“A sound heart is life to the body, But envy is rottenness to the bones.” PR 14:30
“South of the Border” signs were everywhere. I was nine the first time our family traveled the East Coast corridor down to Florida from Vermont. Hundreds of miles before crossing from North to South Carolina, distinct and colorful billboards dotted I-95 of this faux-Mexican tourist trap. The sheer volume of these comical posts stirred my curiosity and etched on my memory. Who was “Pedro”? This place is crazy, it must be fun! Oh how I wished we could have checked it out! What a brilliant idea.
Holy Spirit loves to strew our paths with “signs” to get our attention. Although there are times when I get instant perspective, downloads or neon blasts of understanding on subjects, He most often woos me, line upon line, step by step, into grasping something once beyond me. For the past several weeks the Heavenly Highlighter has marked up the pages of my pilgrimage on the subject of envy. Wow. How could something so consequential have remained in the shadows for so long?
Bob Sorge has written a wonderful yet frightening book on Envy, which he calls “the most underrated weapon in Satan’s arsenal”. You see, envy is a bone-level sin. It’s deep, embedded, and when left unchecked it’s a universal contaminator. Consider James 3:16:
“For where envy and self-seeking exist, confusion and every evil (vile) thing are there.”
Wherever envy takes roots in a life, the fruits are bitter, contentious, and rank. Sorge defines envy as “the painful or resentful awareness of an advantage enjoyed by another joined with a desire to posses the same advantage.” Whereas its cousin jealousy says “I want what you have”, envy spouts “I must have it”, then adds “and I’m going to make sure you don’t!” This resolve can become obsessive, aggressive, even violent.

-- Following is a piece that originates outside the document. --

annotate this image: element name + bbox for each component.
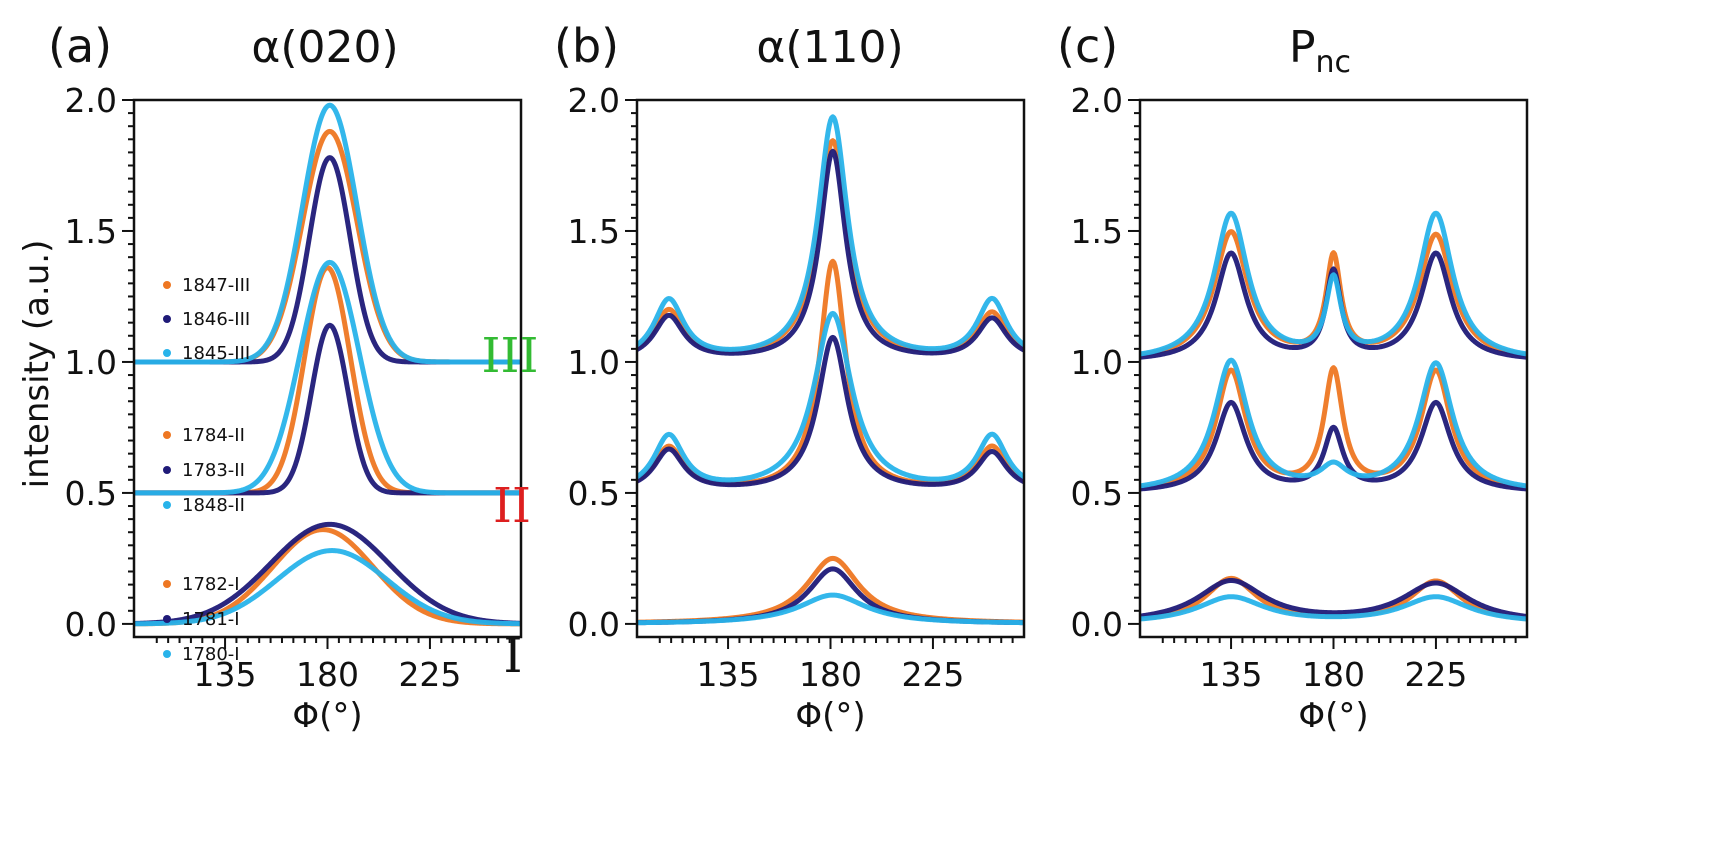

That’s why envy’s partners in scripture are not your garden variety types. It’s aligned with “self-seeking”, “strife”, “hatred”, even “murder”. Yes, murder. Consider envy’s inaugural appearance in the Bible: the story of the first siblings in history. A rivalry had been seething between Cain and Abel. Scripture vividly portrays sin as “crouching” like a predator at the door—lurking, seeking just the right opportunity to spring into the room and devour. Although God said to Cain, you must subdue, master, and rule over it, he failed. The result: the fire of envy in his belly erupted as untethered rage. He struck and killed Abel.
Solomon the Wise “observed all the work and ambition motivated by envy” (Ecc 4:4 MSG), identifying it as a subterranean and pernicious force against normal, healthy interactions. When unbridled, envy becomes aligned with dark, beastly spirits that stir up and energize some of our basest human emotions. These are the spirits that infected the Jewish leaders to hand Jesus over to be crucified. Why? “Because of envy” (Mk 15:10). James doesn’t mince words about what he calls “bitter envy” either, branding it as “earthly, sensual, demonic” (Jam 3:14,15). The King James Version says “devilish”. Touché!
Paul, too, vigilantly resisted envy’s entry into his life, stating in 2 Cor 10:12 “we do not dare to classify or compare ourselves” with others. He recognized comparing his gifts, achievements, or progress with others can be the first stage on the slippery slope to becoming competitive, to intensifying rivalry, to antagonism, before plummeting into all-out discord and enmity. He was determined to subdue and master this crouching foe, before it was too late. We’d be wise to do the same.
Beloved, as we set our hearts and hopes upon revival, one of the clearest antecedents is unity. Until we uncover and deal with envy’s subterfuge, the very thing we seek may remain…buried beneath Pedro’s sombrero, somewhere South of the Border.